No “Substantial Ground for Difference of Opinion” for § 1292 Purposes Where 14 District Courts in Circuit Have Addressed the Issue
From In re Regions Morgan Keegan ERISA Litig., 741 F. Supp. 2d 844 (W.D. Tenn. 2010):
In deciding whether to grant an interlocutory appeal [under 28 U.S.C. § 1292], the Court considers three factors: (1) whether the order involves a "controlling question of law"; (2) whether there is "substantial ground for difference of opinion" about the correctness of the decision; and (3) whether an immediate appeal would "materially advance the ultimate termination of the litigation." *** An interlocutory appeal should "be used only in exceptional cases where an intermediate appeal may avoid protracted and expensive litigation."*** There must be "exceptional circumstances [to] justify a departure from the basic policy of postponing appellate review until after the entry of a final judgment." Coopers & Lybrand v. Livesay, 437 U.S. 463, 475, 98 S. Ct. 2454, 57 L. Ed. 2d 351 (1978)***.

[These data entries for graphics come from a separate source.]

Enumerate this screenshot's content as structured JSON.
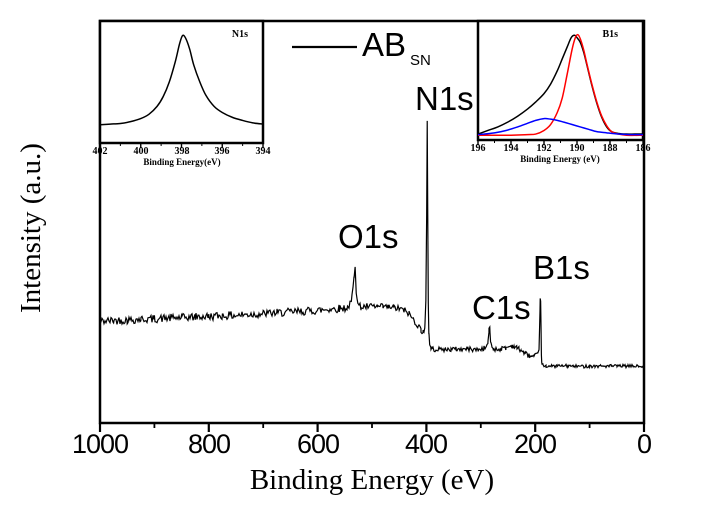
{
  "figure": {
    "legend": {
      "label_main": "AB",
      "label_sub": "SN"
    },
    "colors": {
      "axis": "#000000",
      "survey": "#000000",
      "envelope": "#000000",
      "red_fit": "#ff0000",
      "blue_fit": "#0000ff"
    }
  },
  "chart_data": [
    {
      "id": "survey",
      "type": "line",
      "xlabel": "Binding Energy (eV)",
      "ylabel": "Intensity (a.u.)",
      "xlim": [
        1000,
        0
      ],
      "x_axis_reversed": true,
      "grid": false,
      "legend": "AB_SN",
      "legend_position": "top-center",
      "x_ticks": [
        "1000",
        "800",
        "600",
        "400",
        "200",
        "0"
      ],
      "x_tick_values": [
        1000,
        800,
        600,
        400,
        200,
        0
      ],
      "peak_labels": [
        {
          "label": "O1s",
          "x": 531
        },
        {
          "label": "N1s",
          "x": 398
        },
        {
          "label": "C1s",
          "x": 285
        },
        {
          "label": "B1s",
          "x": 190
        }
      ],
      "series": [
        {
          "name": "AB_SN",
          "color": "#000000",
          "anchors": [
            [
              1000,
              0.253
            ],
            [
              975,
              0.255
            ],
            [
              950,
              0.256
            ],
            [
              925,
              0.258
            ],
            [
              900,
              0.259
            ],
            [
              875,
              0.261
            ],
            [
              850,
              0.262
            ],
            [
              825,
              0.264
            ],
            [
              800,
              0.265
            ],
            [
              775,
              0.267
            ],
            [
              750,
              0.268
            ],
            [
              725,
              0.27
            ],
            [
              700,
              0.272
            ],
            [
              675,
              0.274
            ],
            [
              650,
              0.276
            ],
            [
              625,
              0.278
            ],
            [
              600,
              0.28
            ],
            [
              580,
              0.283
            ],
            [
              560,
              0.285
            ],
            [
              545,
              0.287
            ],
            [
              538,
              0.3
            ],
            [
              533,
              0.36
            ],
            [
              531,
              0.395
            ],
            [
              529,
              0.33
            ],
            [
              526,
              0.295
            ],
            [
              520,
              0.288
            ],
            [
              510,
              0.289
            ],
            [
              500,
              0.29
            ],
            [
              490,
              0.289
            ],
            [
              480,
              0.289
            ],
            [
              470,
              0.288
            ],
            [
              460,
              0.287
            ],
            [
              450,
              0.284
            ],
            [
              440,
              0.28
            ],
            [
              432,
              0.272
            ],
            [
              424,
              0.258
            ],
            [
              416,
              0.243
            ],
            [
              410,
              0.232
            ],
            [
              406,
              0.228
            ],
            [
              403,
              0.232
            ],
            [
              401,
              0.3
            ],
            [
              399.5,
              0.52
            ],
            [
              398.5,
              0.75
            ],
            [
              397.5,
              0.52
            ],
            [
              396.5,
              0.3
            ],
            [
              395.5,
              0.225
            ],
            [
              394,
              0.195
            ],
            [
              392,
              0.188
            ],
            [
              389,
              0.184
            ],
            [
              385,
              0.183
            ],
            [
              375,
              0.183
            ],
            [
              365,
              0.183
            ],
            [
              355,
              0.183
            ],
            [
              345,
              0.184
            ],
            [
              335,
              0.183
            ],
            [
              325,
              0.185
            ],
            [
              315,
              0.183
            ],
            [
              305,
              0.182
            ],
            [
              295,
              0.185
            ],
            [
              290,
              0.19
            ],
            [
              287,
              0.198
            ],
            [
              285,
              0.23
            ],
            [
              283.5,
              0.235
            ],
            [
              282,
              0.205
            ],
            [
              280,
              0.19
            ],
            [
              277,
              0.185
            ],
            [
              270,
              0.183
            ],
            [
              262,
              0.185
            ],
            [
              254,
              0.187
            ],
            [
              250,
              0.189
            ],
            [
              246,
              0.191
            ],
            [
              242,
              0.192
            ],
            [
              238,
              0.19
            ],
            [
              234,
              0.187
            ],
            [
              230,
              0.185
            ],
            [
              226,
              0.181
            ],
            [
              222,
              0.177
            ],
            [
              218,
              0.173
            ],
            [
              214,
              0.169
            ],
            [
              210,
              0.167
            ],
            [
              206,
              0.165
            ],
            [
              202,
              0.165
            ],
            [
              198,
              0.168
            ],
            [
              195,
              0.172
            ],
            [
              193,
              0.185
            ],
            [
              191.8,
              0.24
            ],
            [
              190.8,
              0.31
            ],
            [
              190,
              0.3
            ],
            [
              189.3,
              0.24
            ],
            [
              188.6,
              0.17
            ],
            [
              188,
              0.148
            ],
            [
              186,
              0.144
            ],
            [
              184,
              0.143
            ],
            [
              180,
              0.142
            ],
            [
              170,
              0.141
            ],
            [
              160,
              0.142
            ],
            [
              150,
              0.142
            ],
            [
              140,
              0.142
            ],
            [
              130,
              0.141
            ],
            [
              120,
              0.141
            ],
            [
              110,
              0.141
            ],
            [
              100,
              0.142
            ],
            [
              90,
              0.141
            ],
            [
              80,
              0.142
            ],
            [
              70,
              0.141
            ],
            [
              60,
              0.142
            ],
            [
              50,
              0.141
            ],
            [
              40,
              0.142
            ],
            [
              30,
              0.141
            ],
            [
              20,
              0.142
            ],
            [
              10,
              0.141
            ],
            [
              0,
              0.141
            ]
          ]
        }
      ],
      "noise": [
        {
          "from": 1000,
          "to": 545,
          "amp": 0.01
        },
        {
          "from": 545,
          "to": 404,
          "amp": 0.008
        },
        {
          "from": 404,
          "to": 196,
          "amp": 0.006
        },
        {
          "from": 196,
          "to": 0,
          "amp": 0.004
        }
      ]
    },
    {
      "id": "inset-n1s",
      "type": "line",
      "label": "N1s",
      "xlabel": "Binding Energy(eV)",
      "xlim": [
        402,
        394
      ],
      "x_axis_reversed": true,
      "x_ticks": [
        "402",
        "400",
        "398",
        "396",
        "394"
      ],
      "x_tick_values": [
        402,
        400,
        398,
        396,
        394
      ],
      "peak_center_ev": 398,
      "series": [
        {
          "name": "N1s",
          "color": "#000000",
          "points": [
            [
              402,
              0.15
            ],
            [
              401.5,
              0.155
            ],
            [
              401,
              0.16
            ],
            [
              400.5,
              0.175
            ],
            [
              400,
              0.2
            ],
            [
              399.6,
              0.235
            ],
            [
              399.2,
              0.3
            ],
            [
              398.9,
              0.38
            ],
            [
              398.6,
              0.5
            ],
            [
              398.3,
              0.67
            ],
            [
              398.1,
              0.81
            ],
            [
              397.95,
              0.88
            ],
            [
              397.8,
              0.86
            ],
            [
              397.6,
              0.77
            ],
            [
              397.4,
              0.64
            ],
            [
              397.1,
              0.5
            ],
            [
              396.8,
              0.39
            ],
            [
              396.4,
              0.3
            ],
            [
              396,
              0.25
            ],
            [
              395.5,
              0.21
            ],
            [
              395,
              0.185
            ],
            [
              394.5,
              0.165
            ],
            [
              394,
              0.155
            ]
          ]
        }
      ]
    },
    {
      "id": "inset-b1s",
      "type": "line",
      "label": "B1s",
      "xlabel": "Binding Energy (eV)",
      "xlim": [
        196,
        186
      ],
      "x_axis_reversed": true,
      "x_ticks": [
        "196",
        "194",
        "192",
        "190",
        "188",
        "186"
      ],
      "x_tick_values": [
        196,
        194,
        192,
        190,
        188,
        186
      ],
      "peak_center_ev": 190,
      "series": [
        {
          "name": "black-curve",
          "color": "#000000",
          "points": [
            [
              196,
              0.05
            ],
            [
              195.4,
              0.08
            ],
            [
              194.8,
              0.11
            ],
            [
              194.2,
              0.15
            ],
            [
              193.6,
              0.2
            ],
            [
              193,
              0.26
            ],
            [
              192.5,
              0.32
            ],
            [
              192,
              0.39
            ],
            [
              191.6,
              0.47
            ],
            [
              191.2,
              0.58
            ],
            [
              190.9,
              0.68
            ],
            [
              190.6,
              0.78
            ],
            [
              190.35,
              0.86
            ],
            [
              190.15,
              0.88
            ],
            [
              190,
              0.86
            ],
            [
              189.8,
              0.82
            ],
            [
              189.6,
              0.74
            ],
            [
              189.4,
              0.63
            ],
            [
              189.1,
              0.46
            ],
            [
              188.8,
              0.31
            ],
            [
              188.5,
              0.19
            ],
            [
              188.2,
              0.11
            ],
            [
              187.9,
              0.07
            ],
            [
              187.5,
              0.055
            ],
            [
              187,
              0.05
            ],
            [
              186.5,
              0.05
            ],
            [
              186,
              0.05
            ]
          ]
        },
        {
          "name": "red-curve",
          "color": "#ff0000",
          "points": [
            [
              196,
              0.04
            ],
            [
              194,
              0.04
            ],
            [
              193,
              0.045
            ],
            [
              192.5,
              0.05
            ],
            [
              192,
              0.08
            ],
            [
              191.6,
              0.13
            ],
            [
              191.2,
              0.23
            ],
            [
              190.9,
              0.35
            ],
            [
              190.6,
              0.55
            ],
            [
              190.3,
              0.76
            ],
            [
              190.1,
              0.86
            ],
            [
              189.95,
              0.885
            ],
            [
              189.8,
              0.85
            ],
            [
              189.6,
              0.76
            ],
            [
              189.4,
              0.64
            ],
            [
              189.1,
              0.47
            ],
            [
              188.8,
              0.32
            ],
            [
              188.5,
              0.2
            ],
            [
              188.2,
              0.12
            ],
            [
              187.9,
              0.07
            ],
            [
              187.5,
              0.05
            ],
            [
              187,
              0.04
            ],
            [
              186,
              0.04
            ]
          ]
        },
        {
          "name": "blue-curve",
          "color": "#0000ff",
          "points": [
            [
              196,
              0.045
            ],
            [
              195,
              0.06
            ],
            [
              194.3,
              0.08
            ],
            [
              193.6,
              0.11
            ],
            [
              193,
              0.14
            ],
            [
              192.5,
              0.165
            ],
            [
              192,
              0.18
            ],
            [
              191.6,
              0.175
            ],
            [
              191.2,
              0.165
            ],
            [
              190.8,
              0.15
            ],
            [
              190.3,
              0.13
            ],
            [
              189.8,
              0.11
            ],
            [
              189.3,
              0.09
            ],
            [
              188.8,
              0.07
            ],
            [
              188.2,
              0.06
            ],
            [
              187.5,
              0.05
            ],
            [
              186.8,
              0.045
            ],
            [
              186,
              0.045
            ]
          ]
        }
      ]
    }
  ]
}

A "difference of opinion" is established "when (1) the issue is difficult and of first impression; (2) a difference of opinion exists within the controlling circuit; or (3) the circuits are split on the issue." Gaylord Entm't Co. v. Gilmore Entm't Group, 187 F. Supp. 2d 926, 956 (M.D. Tenn. 2002) (citation omitted). At least fourteen district courts in this Circuit have addressed this issue. It is not one of first impression. District courts in this Circuit have overwhelmingly declined to apply the presumption of prudence at the pleading stage, many following the reasoning in In re Diebold ERISA Litigation, where the Court noted that "the Sixth Circuit gave no indication at all [in Kuper] that it was creating a pleading standard" and that "[c]ourts have consistently rejected application of Kuper at the pleading stage." No. 5:06 CV 0170, 2008 U.S. Dist. LEXIS 42746, 2008 WL 2225712, at *9 (N.D. Ohio May 28, 2008) (citations omitted)***.
There is no split in authority. Therefore, there is no substantial ground for difference of opinion about whether the presumption of prudence applies at the pleading stage.